On Facebook, I am in a group of dynamic Black writers/poets/dancers/visual artists. I have no idea how I got invited into the group, as I possess none of these skills, but I love the group as I am privy to exciting new work by other members.
Rosalind Bell is a writer and urban farmer. She has started an Indiegogo campaign to help fund a research project examining her family history/legacy.
“I ask for your financial help and support in my endeavor to discover, research and tell the stories of my ancestors and in so doing, tell the story of Louisiana before and after the Civil War, and unravel the secret of me. How, in one of the most inhospitable to black life places in the whole wide world could both my progenitors have purchased the land? My first mother’s grandparents bought over 700 acres starting in 1881. And how were they able to secure it in the face of documented racist treachery. STANDING IN THE MIDDLE OF A SECRET is as much a research project as it is a writing project. I must scour microfilm, parish and state records, attics, books and people to get what I am looking for. I am seeking $29,000 to cover this expedition.” https://www.indiegogo.com/projects/help-fund-standing-in-the-middle-of-a-secret#/story
Sounds interesting, eh. And check out the perks! Goodness, a Louisiana Meat Lovers Delivery, Gumbo Fest, and more!
Support and/or share with your networks if you can!
Ack! I hate it when I find out about good DIY campaigns just as the deadline is closing in… 😦
“Ashley Williams is an accomplished local actor in Portland, Oregon. She is in the last weeks of an Indiegogo campaign with her mom, G.G. Williams. They are raising funds to film and produce a film about sexual assault. They are seeking to raise $10,000 by April 9th.” —http://theblackportlanders.com/
If you don’t know (but should) April is Sexual Assault Awareness Month (SAAM). Black women often have to deal with issues of sexual violence/harassment/stalking on their own. There tends to be racist/sexist stereotypes around Black women’s sexuality. A lot of it has to do with our culture needing to justify sanctioned/historical abuse of Black women’s bodies in this country.

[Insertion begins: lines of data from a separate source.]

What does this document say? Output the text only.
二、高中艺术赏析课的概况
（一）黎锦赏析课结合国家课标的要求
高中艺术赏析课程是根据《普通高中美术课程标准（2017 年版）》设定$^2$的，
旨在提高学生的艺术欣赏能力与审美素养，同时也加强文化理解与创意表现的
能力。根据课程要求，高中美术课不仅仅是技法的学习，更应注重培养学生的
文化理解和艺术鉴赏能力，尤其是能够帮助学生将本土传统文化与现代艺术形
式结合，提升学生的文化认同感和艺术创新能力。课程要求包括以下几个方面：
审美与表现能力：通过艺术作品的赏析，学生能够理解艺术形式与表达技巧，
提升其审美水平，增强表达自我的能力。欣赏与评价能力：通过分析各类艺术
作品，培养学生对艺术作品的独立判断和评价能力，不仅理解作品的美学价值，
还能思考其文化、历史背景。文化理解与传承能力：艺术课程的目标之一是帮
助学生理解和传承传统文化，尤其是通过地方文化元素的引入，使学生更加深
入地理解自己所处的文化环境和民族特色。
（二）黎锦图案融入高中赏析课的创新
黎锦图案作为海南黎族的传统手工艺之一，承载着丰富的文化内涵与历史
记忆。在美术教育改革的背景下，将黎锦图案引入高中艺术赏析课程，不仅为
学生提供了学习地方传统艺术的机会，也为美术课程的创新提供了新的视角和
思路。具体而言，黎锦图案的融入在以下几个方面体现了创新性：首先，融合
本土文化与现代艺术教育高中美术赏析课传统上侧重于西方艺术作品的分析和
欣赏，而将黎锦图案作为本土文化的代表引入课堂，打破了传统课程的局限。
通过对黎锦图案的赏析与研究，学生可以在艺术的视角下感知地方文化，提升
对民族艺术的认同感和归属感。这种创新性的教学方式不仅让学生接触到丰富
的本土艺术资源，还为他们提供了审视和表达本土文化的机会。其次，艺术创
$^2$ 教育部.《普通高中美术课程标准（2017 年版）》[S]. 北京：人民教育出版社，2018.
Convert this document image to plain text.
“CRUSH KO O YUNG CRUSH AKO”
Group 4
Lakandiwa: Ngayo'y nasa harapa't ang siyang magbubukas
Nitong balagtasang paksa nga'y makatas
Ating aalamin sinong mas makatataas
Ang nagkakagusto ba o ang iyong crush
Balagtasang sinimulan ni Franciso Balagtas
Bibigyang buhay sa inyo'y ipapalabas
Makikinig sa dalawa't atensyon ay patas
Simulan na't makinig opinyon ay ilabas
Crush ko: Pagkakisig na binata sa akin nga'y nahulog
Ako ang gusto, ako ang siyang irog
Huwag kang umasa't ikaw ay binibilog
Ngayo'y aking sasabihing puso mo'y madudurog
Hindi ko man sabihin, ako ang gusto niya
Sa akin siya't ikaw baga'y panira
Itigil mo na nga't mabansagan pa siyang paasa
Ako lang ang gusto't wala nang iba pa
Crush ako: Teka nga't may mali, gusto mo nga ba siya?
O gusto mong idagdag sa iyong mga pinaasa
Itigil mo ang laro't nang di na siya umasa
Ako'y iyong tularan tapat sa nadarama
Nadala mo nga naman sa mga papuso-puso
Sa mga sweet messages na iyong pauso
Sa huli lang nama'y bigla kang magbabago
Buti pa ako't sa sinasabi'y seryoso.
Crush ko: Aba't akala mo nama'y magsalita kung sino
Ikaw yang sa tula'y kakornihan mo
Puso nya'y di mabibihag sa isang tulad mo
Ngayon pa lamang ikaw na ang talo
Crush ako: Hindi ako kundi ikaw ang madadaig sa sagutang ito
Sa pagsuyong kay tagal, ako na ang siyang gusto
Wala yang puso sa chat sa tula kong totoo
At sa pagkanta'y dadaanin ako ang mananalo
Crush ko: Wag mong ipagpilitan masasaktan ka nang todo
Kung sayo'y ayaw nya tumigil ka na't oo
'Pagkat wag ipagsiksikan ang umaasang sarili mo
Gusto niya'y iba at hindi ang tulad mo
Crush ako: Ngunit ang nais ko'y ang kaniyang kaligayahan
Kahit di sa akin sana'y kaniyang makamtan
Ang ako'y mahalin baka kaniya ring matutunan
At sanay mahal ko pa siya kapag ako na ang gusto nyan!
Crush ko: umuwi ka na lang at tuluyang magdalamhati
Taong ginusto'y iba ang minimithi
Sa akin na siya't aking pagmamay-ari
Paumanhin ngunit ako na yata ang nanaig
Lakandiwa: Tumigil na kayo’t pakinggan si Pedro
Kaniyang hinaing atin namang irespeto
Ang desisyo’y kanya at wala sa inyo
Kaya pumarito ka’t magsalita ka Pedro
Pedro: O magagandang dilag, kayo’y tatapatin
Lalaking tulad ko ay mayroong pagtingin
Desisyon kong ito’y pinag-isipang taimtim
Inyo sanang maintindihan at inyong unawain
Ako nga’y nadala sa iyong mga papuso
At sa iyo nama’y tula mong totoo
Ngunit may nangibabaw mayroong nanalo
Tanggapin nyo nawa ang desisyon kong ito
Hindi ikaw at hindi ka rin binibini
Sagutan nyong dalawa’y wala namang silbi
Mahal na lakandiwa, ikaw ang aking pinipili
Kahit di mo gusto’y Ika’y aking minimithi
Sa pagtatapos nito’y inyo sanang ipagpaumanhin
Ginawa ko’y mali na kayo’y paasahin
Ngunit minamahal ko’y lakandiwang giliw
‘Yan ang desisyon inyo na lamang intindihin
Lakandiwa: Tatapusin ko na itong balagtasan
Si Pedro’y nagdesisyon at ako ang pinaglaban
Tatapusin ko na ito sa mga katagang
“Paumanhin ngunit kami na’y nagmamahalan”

“The U.S. is one of the few places in the world where mass rapes have occurred systematically against an entire race of people (African-American women) and there has been no outcry from human rights communities, no processes for justice, no acknowledgement or recognition of such violations and its impact on the culture of violence against Black women today.” –http://www.blackwomensblueprint.org/sexual-violence/
My name is pretty basic (Tonya). I have been surprised at how common the name is across non white/white communities. The spelling is tweaked at times (Tonia, Tania, Tanya, etc), but I have met lots of Latina, Asian, Biracial, etc., “Tonyas.” The name is also pretty popular with white folks (usually the Tanya version), so I think I’ve been spared the racial assumptions about my name that some other black women suffer. In his new film, “Searching for Shaniqua: What’s in a Name?” producer/director Phill Branch looks at the discrimination some black women face, simply because of their name. He has started an Indiegogo campaign to fund his project. Support if you can:
“When you hear the name Shaniqua, what usually comes to mind first? I’ve found that in my social and professional circles, the words ghetto and tacky were often associated with that particular name. A few years back, after a conversation about baby names that spiraled into a deconstruction of race and class in America, I began to question why so many people have discomfort with certain names. After having similar conversations with people from all walks of life, I began to realize the importance of naming as it relates to profiling, bullying and self-esteem. As a professor at a HBCU, I ran across every kind of name that you can imagine. In academia, a place where race and class intersect, my awareness of how names impact people’s lives became even more heightened. In classrooms that were diverse, but largely black, students were sometimes surprised by how much of their thinking about themselves was based on negative stereotypes. In rooms filled with people of color, race wasn’t a dividing line, but social class was.”